I am currently working on Java Swing lessons after finishing my first set of lessons in Java. In this lesson, we are working on communication between different components (buttons,toolbars,etc.) that we have been studying. The problem is, "this" is being passed as a method argument for the addActionListener() method. This works, however, I do not completely understand what it is doing. I did some research regarding "this," and found that the most popular usage for the "this" keyword would be in constructors with variables of the same names. I could not find an example that would fit my case. By looking at the code below, I will explain that parts of the code that I understand.
import java.awt.FlowLayout; Implements FlowLayout class
import java.awt.event.ActionEvent; //Imports ActionEvent Class
import java.awt.event.ActionListener; //Imports ActionListener Interface
import javax.swing.JButton; //Imports JButton class
import javax.swing.JPanel; //Imports JPanel class
public class Toolbar extends JPanel implements ActionListener {
// ^ Inherits JPanel & Implements ActionListener Interface
private JButton helloButton; //Creating variable of JButton type
private JButton goodbyeButton; //Creating variable of JButton type
public Toolbar() { //Constructor
helloButton = new JButton("Hello"); //Creates new JButton
goodbyeButton = new JButton("Goodbye"); //Creates new JButton
helloButton.addActionListener(this); //Question 1
goodbyeButton.addActionListener(this); //Question 1
setLayout(new FlowLayout(FlowLayout.LEFT)); //Sets Layout Type to Left
add(helloButton); //Adds button to FlowLayout (Layout Manager) Interface
add(goodbyeButton); //Adds button to FlowLayout (Layout Manager) Interface
}
public void setTextPanel(TextPanel textPanel) {
//No Usage Yet!
}
public void actionPerformed(ActionEvent arg0) { //Unimplemented Method from ActionListener
System.out.println("A button was clicked"); //Prints after button is clicked.
}
}
Question 1: As you can see, after creating two JButtons, we are adding an addActionListener() method in order to see detect if the button has been clicked. If it has been clicked, then it will do any code typed in actionPerformed that is implemented from the ActionListener interface. In previous lessons, we had a different way of making a button respond to a click. It did the same thing, but it looked like this:
btn.addActionListener(new ActionListener() {
public void actionPerformed(ActionEvent arg0) {
textPanel.appendText("Hello\n");
}
});
In this example, rather than printing to the console to test to see if the actionListener() worked, we just appended the text to a text area from a customized component. In the code directly above this text, we are working with an anonymous class.
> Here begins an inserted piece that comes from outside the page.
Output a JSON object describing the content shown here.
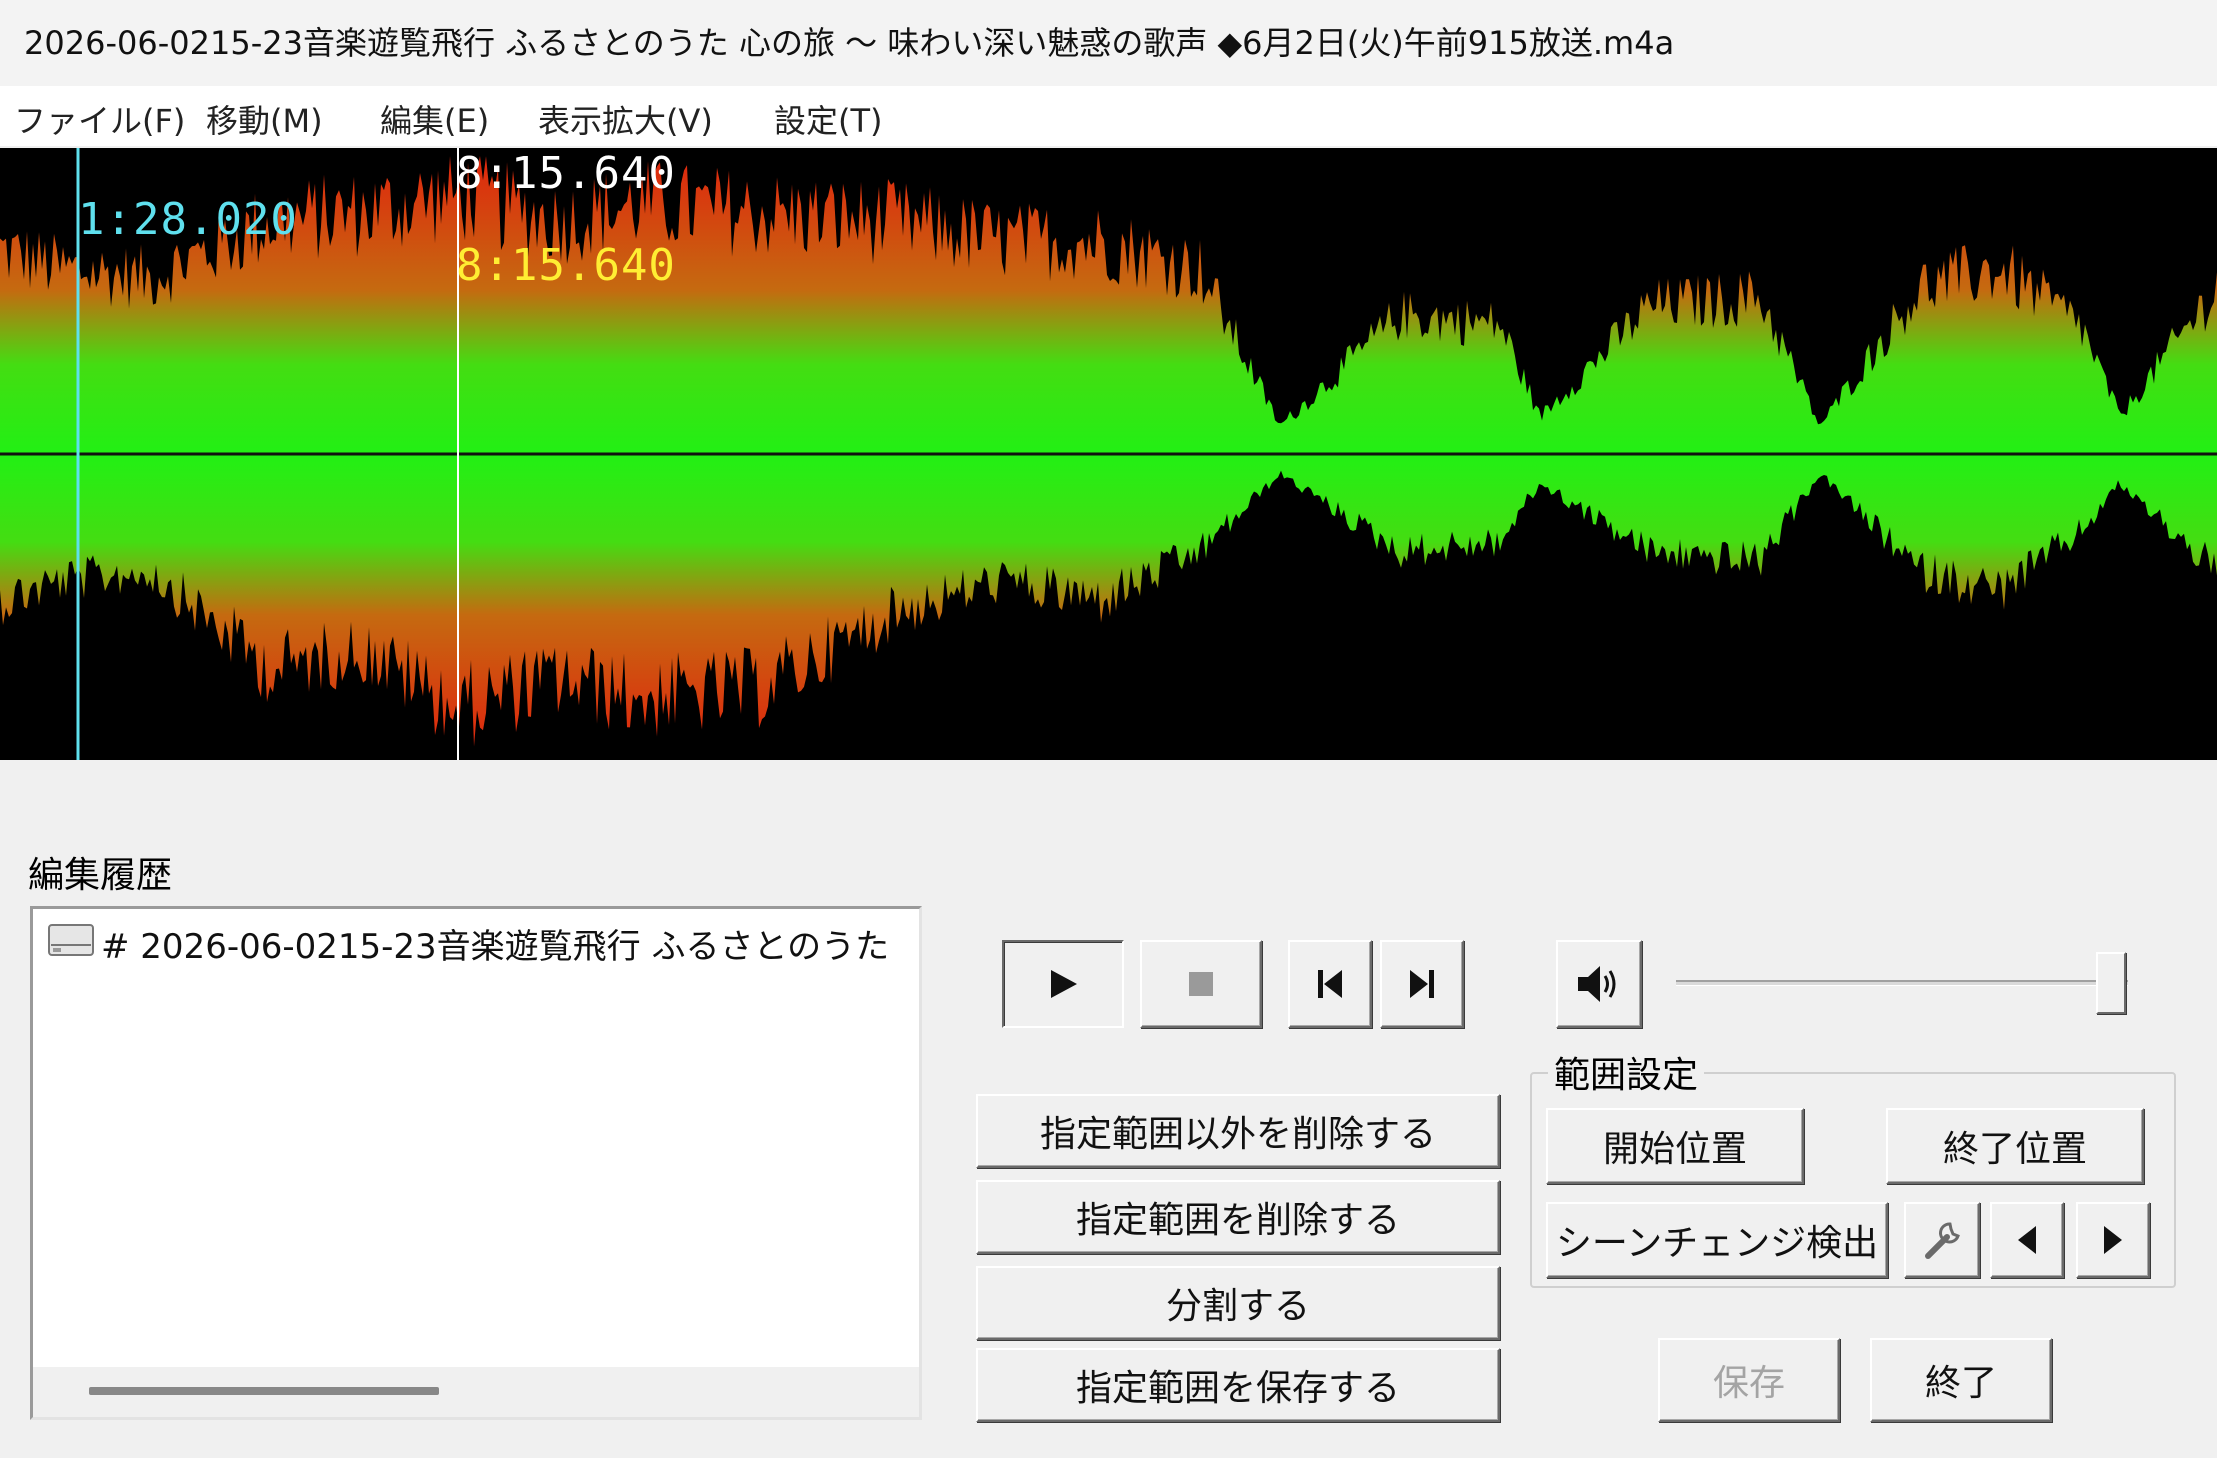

So... The question is, what exactly is "this" doing as it is being passed as a method argument in addActionListener()? I know that it is printing "A button was clicked" to the console, but I don't understand the logic behind what "this" is doing to send that the button has been clicked to actionPerformed().
This is what the applications looks like:
This is the application in motion, and the buttons have already printed to the console after being clicked. I thought it might give you a better idea of what I am working on. I hope somebody can shed some light on this, and explain how "this" is working in this context. Thank you!
this represents the current instance of your class.
Toolbar class implements ActionListener interface, that means it provides an implementation of method actionPerformed.
So,
helloButton.addActionListener(this);
becomes possible (try to remove implements ActionListener from class declaration, the code won't compile).Saying this, Toolbar instances can be considered as ActionListener objects and can be passed to button.addActionListener.
When using
you create a new implementation of the ActionListener interface in the fly. This kind of implementation is named anonymous.
The both solutions are valid. Prefer the anonymous solution if the code in actionPerformed cannot be used from another place.